Nick then asks Co-Pilot how much the minimum and maximum US dollars he'll have to pay for his container would be. Co-Pilot starts by acknowledging that it has to do with the number of regions in which Nick replicates his data can have Geo replication. It then gives him an option between reserved capacity or pay-as-you-go pricing and provides detailed information on the estimated cost for each option.


Nick concludes by stating that Co-Pilot was helpful and kept up with his queries' context. It is a valuable tool for developers who need quick answers related to Doc sets' documentation. Users may rely on Co-Pilot as their personal Doc sets assistant, which will enhance their productivity and make their work faster and more efficient.

The Benefits of Using Azure Cosmos and Comparative Analysis with AWS DynamoDB

Azure Cosmos is a powerful tool for businesses to store, manage, and scale data. In addition to providing access to multiple regions, it offers reserved capacity and allows for context preservation like GBT. This feature can be especially useful for companies since it helps answer questions and gives sources on where it found information. The calculations are also accurate, making it an excellent choice for businesses looking for a reliable data storage option.
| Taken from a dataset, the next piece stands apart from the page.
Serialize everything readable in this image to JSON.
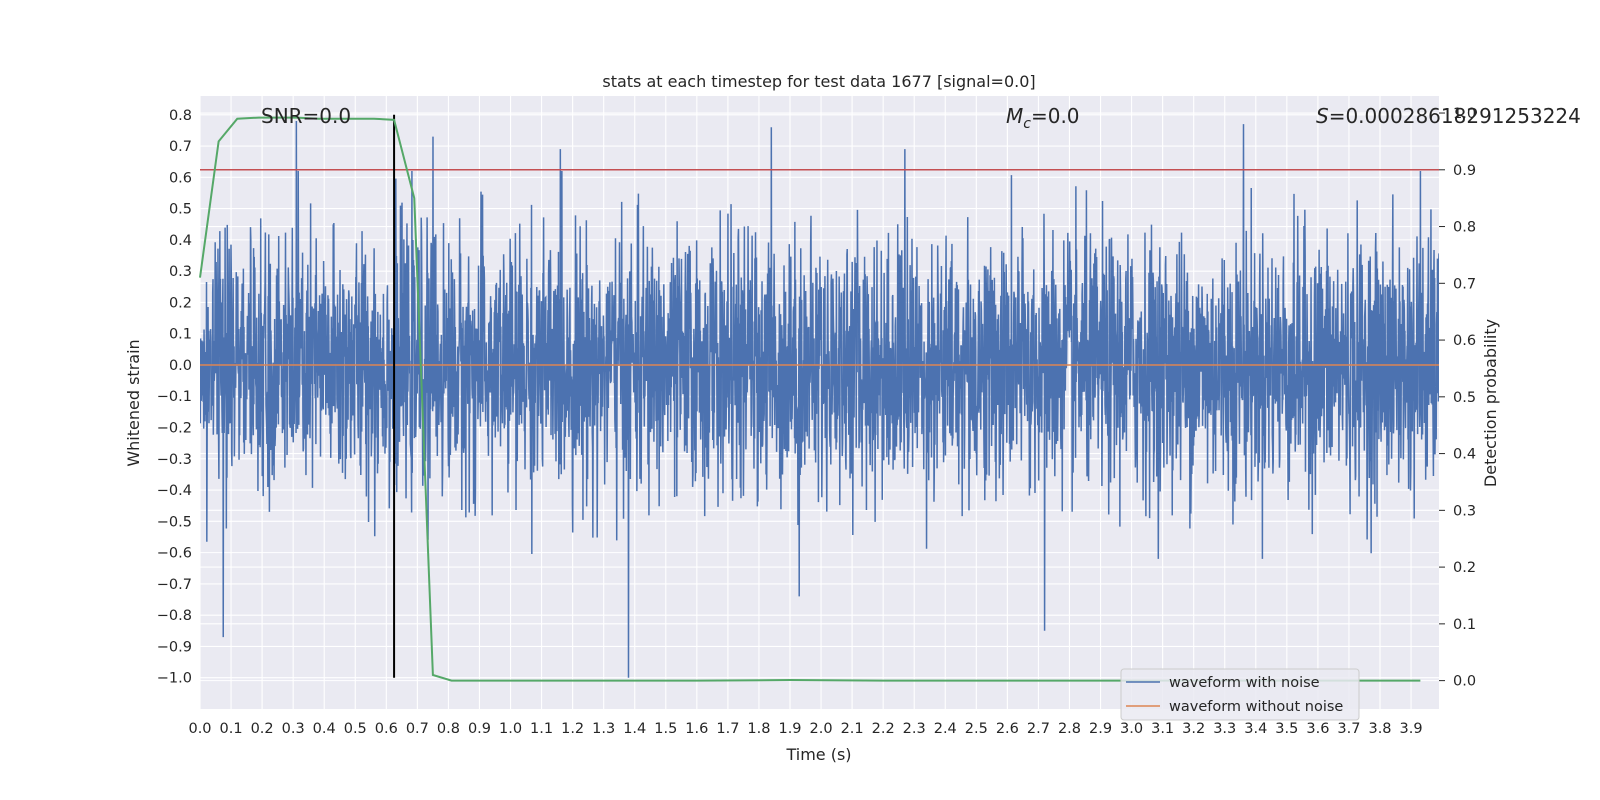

Here, we will compare Azure Cosmos with AWS DynamoDB, which is not a straightforward comparison given the differences in pricing models. However, Azure Cosmos can be trained on AWS terminology and gives multiple references to reset oneself and find accurate information.

We tested how much the same table would cost in AWS DynamoDB, and it gave us exact values while taking into account all features needed to compare pricing. This is where the use of Azure Cosmos can be game-changing for companies.

As more companies add their data to this shared source and train it, it will become even more beneficial to use as a single point of reference. Using one source for information can be a game-changer for companies, especially for larger ones that find it difficult to find information in various sources.